Those who have remarked the backlash against the Disney-era Star Wars saga--and certainly its more political component, which has been the object of most of the attention--have noted the irony that the original films were left-wing, and that to a degree far beyond what would be acceptable in a Hollywood blockbuster today, the Star Wars movies included. (One should recall that the Emperor was inspired by the vision of a dictatorial Nixon presiding over an America gone fascist, Alderaan North Vietnam.) But the right enjoyed them anyway, happily embracing the movie, so that when Edward Kennedy criticized the Strategic Defense Initiative as a "Star Wars" fantasy, Richard Perle, then Assistant Defense Secretary for Global Strategic Affairs, reportedly suggested that, like an improv performer following their partner's lead, they "just go with it."

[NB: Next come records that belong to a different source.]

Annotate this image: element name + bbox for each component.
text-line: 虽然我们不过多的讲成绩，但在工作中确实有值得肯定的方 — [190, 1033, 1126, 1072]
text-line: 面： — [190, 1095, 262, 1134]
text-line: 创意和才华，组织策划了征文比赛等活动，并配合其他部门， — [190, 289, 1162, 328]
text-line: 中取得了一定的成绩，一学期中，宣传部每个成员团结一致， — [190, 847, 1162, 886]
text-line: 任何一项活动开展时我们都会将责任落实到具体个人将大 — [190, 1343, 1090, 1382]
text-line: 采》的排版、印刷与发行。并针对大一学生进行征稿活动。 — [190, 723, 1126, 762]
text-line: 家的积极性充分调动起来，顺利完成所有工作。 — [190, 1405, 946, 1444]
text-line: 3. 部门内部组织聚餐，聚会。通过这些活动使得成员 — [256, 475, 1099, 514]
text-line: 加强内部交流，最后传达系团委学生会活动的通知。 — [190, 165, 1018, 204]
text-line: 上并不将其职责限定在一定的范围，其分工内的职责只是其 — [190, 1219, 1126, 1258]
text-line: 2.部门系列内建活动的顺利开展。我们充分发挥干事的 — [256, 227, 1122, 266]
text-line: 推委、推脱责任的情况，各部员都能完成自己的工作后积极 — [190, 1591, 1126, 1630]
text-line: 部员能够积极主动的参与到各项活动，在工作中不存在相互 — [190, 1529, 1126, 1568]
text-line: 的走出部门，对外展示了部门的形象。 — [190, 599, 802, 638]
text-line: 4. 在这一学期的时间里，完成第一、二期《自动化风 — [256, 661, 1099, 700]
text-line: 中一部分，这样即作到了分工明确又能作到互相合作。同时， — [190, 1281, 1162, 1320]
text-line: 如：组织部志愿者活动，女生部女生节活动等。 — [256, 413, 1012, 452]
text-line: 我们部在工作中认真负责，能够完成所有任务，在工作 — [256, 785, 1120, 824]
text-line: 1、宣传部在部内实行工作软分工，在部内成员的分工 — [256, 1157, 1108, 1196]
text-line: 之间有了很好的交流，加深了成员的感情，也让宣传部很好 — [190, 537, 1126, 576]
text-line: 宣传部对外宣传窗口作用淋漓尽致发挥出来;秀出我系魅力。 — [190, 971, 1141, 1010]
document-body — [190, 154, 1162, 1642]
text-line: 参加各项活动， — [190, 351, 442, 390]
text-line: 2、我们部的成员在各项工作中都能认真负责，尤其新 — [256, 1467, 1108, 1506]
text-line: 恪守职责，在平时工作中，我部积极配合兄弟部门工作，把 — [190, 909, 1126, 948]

One reason, I suppose, was that the particular leftishness of the movie was not so conspicuous--radical, admittedly, but elusive. By contrast the politics against which so many have reacted in recent years—above, identity politics-minded "representation"--have been in their very nature conspicuous, being "in your face" the whole idea, with predictable results.
But it also seems to me a matter of the public hyper-consciousness of the associated politics that feeds on itself--encouraged by the way the mainstream's political battles have changed, while also encouraging those changes.
In short, the movies changed, but so did the audience--and the latter factor of no small importance.